Any type of spine fusion joins together, or fuses, a spinal segment to eliminate the motion at that level of the spine.

A lumbar posterolateral gutter fusion is done in the lower back — at L1 through L2, through L5 through S1 at the bottom of the spine. It is most commonly done at L4 through L5 or L5 through S1, as these are the segments most likely to degenerate.
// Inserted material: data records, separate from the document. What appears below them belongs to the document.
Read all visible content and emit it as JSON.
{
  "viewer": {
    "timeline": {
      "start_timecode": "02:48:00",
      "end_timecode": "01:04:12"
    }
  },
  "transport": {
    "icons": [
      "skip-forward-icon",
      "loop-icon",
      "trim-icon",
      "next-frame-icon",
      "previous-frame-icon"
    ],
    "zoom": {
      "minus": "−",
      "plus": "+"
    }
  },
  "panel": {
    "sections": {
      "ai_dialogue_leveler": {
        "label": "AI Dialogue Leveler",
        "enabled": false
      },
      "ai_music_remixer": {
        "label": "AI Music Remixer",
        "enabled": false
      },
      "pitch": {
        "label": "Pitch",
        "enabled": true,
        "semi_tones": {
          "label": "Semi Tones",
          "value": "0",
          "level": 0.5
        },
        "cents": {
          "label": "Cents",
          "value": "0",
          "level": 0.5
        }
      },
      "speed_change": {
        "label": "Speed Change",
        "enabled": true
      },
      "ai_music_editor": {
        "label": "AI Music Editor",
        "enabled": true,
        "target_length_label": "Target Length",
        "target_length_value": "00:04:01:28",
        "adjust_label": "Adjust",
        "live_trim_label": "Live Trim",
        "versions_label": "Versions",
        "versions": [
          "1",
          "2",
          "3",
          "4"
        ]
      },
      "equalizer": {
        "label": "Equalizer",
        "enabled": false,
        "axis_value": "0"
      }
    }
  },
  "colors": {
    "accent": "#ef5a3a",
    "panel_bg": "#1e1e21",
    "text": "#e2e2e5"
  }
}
The surgery involves placing a bone graft in the posterolateral portion of the back of the spine.

The procedure begins with a 3-to-6 inch long incision in the midline of the back. The back muscles surrounding the spine are then retracted to the side.

If needed, the surgeon may also perform a laminectomy along with the fusion, to remove arthritic bone or other material putting pressure on the spinal nerves.

Bone graft is retrieved from the iliac crest, the uppermost portion of the back of the pelvis. Most surgeons use the same incision for retrieving the bone graft and for the fusion. Synthetic or cadaver bone graft may also be used.

The back muscles that attach to the transverse processes are then lifted up, exposing the posterolateral area and creating a bed for the bone graft.

The posterolateral area is used because it has a high concentration of blood vessels that help the body generate the new tissue needed to create the bone fusion.

The bone graft morsels are laid out on the exposed posterolateral area.

The surgeon then moves the muscles back down over the graft, generating tension that will hold it in place as the body heals.

The process is repeated on the other side of the spine so that both sides can fuse.

The surgeon may also use spinal instrumentation, such as pedicle screws and rods, to provide additional stability while the bone fusion is healing together.

Over the next several months, the body's natural healing response will help the bone graft and adjacent vertebral bodies fuse into a single bone.